Point number two with the Dice. Again, this Dice, training is really important, and I think Dr. Withrow, which really made a great point of describing there's a difference between interpreting whether or not there's complete concentric collapse or actually having total alignment on every small perspective on that day, and we agree that the language might lead people to be a little bit confused.  So we're basically suggesting that, well, maybe I'll, I'll, I'll finish with the training here.

So, physicians are trained, and there are multiple components of that training for Dice.

So, it's a combination of actively collecting best practice techniques, and having a panel of recognize physician experts. I believe doctor Withrow himself is one of those and we need not only do the training certification. We also offer a second review service, because sometimes it is a little bit tough to tell is there concentric collapse or not and if there is, moving the tongue out of the way, is not going to open up the airway. So even our experienced physicians will sometimes send their ... For review. I think Dr. Mitchell said he just did that a couple of weeks ago and he's done many, many implants, OK, so the recommendation for the dice policy language, we had an idea that might make this meet both the max desire to enhance the training to have a specified number of 15 to allow us to do 10 of those 15 through a video clip which is in that dice training module, prior to ever going to a cadaver training. So essentially, we would have 10 prerecord a Dice, where our group of expert reviewers actually agree themselves that, in fact, there is or is not complete concentric collapse and whether or not this patient has a good candidate for ... stimulation, and that would, that first 10 would be instituted in the form of an actual test, which goes into the training record, which is, again, put in our quality system. After those that passed, if the position the potential implanted passes, then we go on to receiving five Dice that they themselves have done, or, again, I think it is a good question. Does it have to be a Dice that the implant or good, does it have to be a Medicare patient? I think all of those are pretty good questions to answer, but this is maybe one solution to still meet the idea of 15, but not have the burden for us, the manufacturer, to actually track 15, Dice video clips, and keep them in our quality system for the next 20 years.

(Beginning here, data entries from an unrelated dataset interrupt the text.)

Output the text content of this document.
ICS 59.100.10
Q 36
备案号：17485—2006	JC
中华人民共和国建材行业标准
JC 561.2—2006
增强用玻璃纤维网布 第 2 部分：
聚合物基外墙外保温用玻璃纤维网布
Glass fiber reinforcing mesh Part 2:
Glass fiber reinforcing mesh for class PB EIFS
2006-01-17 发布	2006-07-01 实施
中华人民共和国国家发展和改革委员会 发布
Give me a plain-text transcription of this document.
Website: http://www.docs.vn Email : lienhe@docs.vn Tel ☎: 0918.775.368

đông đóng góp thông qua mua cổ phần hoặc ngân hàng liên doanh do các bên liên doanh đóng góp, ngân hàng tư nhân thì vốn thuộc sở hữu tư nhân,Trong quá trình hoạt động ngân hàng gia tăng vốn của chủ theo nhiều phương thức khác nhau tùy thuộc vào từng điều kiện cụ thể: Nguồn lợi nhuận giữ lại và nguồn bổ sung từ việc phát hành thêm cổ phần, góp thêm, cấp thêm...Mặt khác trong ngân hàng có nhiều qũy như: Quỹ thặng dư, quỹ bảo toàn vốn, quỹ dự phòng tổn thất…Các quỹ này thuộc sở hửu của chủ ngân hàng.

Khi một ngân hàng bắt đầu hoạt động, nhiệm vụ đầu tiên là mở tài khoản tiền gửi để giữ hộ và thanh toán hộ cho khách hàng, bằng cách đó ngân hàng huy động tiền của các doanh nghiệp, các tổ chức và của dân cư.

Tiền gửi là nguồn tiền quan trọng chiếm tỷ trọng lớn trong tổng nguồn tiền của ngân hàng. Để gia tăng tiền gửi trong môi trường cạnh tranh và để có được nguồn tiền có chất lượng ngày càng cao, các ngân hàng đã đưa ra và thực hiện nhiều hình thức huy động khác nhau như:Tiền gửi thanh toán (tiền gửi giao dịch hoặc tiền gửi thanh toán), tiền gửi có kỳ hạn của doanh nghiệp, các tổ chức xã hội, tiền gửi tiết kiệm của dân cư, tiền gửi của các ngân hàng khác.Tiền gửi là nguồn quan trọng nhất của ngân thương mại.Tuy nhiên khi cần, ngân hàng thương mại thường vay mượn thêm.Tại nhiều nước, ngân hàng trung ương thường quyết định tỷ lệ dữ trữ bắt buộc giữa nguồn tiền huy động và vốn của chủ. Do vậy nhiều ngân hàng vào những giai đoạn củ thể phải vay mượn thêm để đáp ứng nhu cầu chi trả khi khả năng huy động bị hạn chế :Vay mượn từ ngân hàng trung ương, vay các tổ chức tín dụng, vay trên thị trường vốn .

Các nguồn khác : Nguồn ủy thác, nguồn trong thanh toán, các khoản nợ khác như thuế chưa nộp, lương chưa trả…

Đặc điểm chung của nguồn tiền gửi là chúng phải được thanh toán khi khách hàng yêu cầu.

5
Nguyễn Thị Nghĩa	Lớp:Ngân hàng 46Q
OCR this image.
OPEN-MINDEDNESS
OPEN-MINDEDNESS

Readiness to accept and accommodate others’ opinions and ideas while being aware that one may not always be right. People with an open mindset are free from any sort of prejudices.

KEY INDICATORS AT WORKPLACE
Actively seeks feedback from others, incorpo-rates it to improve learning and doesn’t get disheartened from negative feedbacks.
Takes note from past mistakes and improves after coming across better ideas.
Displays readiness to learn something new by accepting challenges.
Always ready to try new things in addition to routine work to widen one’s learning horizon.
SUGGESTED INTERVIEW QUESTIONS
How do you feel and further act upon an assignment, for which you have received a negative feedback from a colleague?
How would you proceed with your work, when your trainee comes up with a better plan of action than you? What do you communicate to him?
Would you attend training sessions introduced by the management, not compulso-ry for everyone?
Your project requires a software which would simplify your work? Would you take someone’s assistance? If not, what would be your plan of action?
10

That may be a little bit Cumbersome,

OK, so, that's it, thank you, Are there any questions

I don't have any on, do any of that, whether medical directors, questions?

No, OK, well, thank you again, we’re really, really pleased with this LCD. 


Thank you everyone for your time and effort, and we appreciate all the comments, and we'll certainly take them into consideration.

I don't know if  there are any other comments that you think about the word feature, we get them in writing, as well.

Anything else, Gary?

Just looking around the room.

Anyone else have any comments?

Let’s see, shaking of no head. So, at your leisure, Madam Chairman, we can conclude this meeting. OK, then. Thanks again, everyone

I can make a note that this, Christine, for those of you, if we can disperse rather efficiently and they will be coming in to set up for a meeting bright and early tomorrow morning in this room.
But appreciate that. Thank you

Well, it's time to go home or to the hotel. anywhere but outside, because it's still pouring rain, and there's a bigger for sale coming shortly, you might want to get to your car before that happens.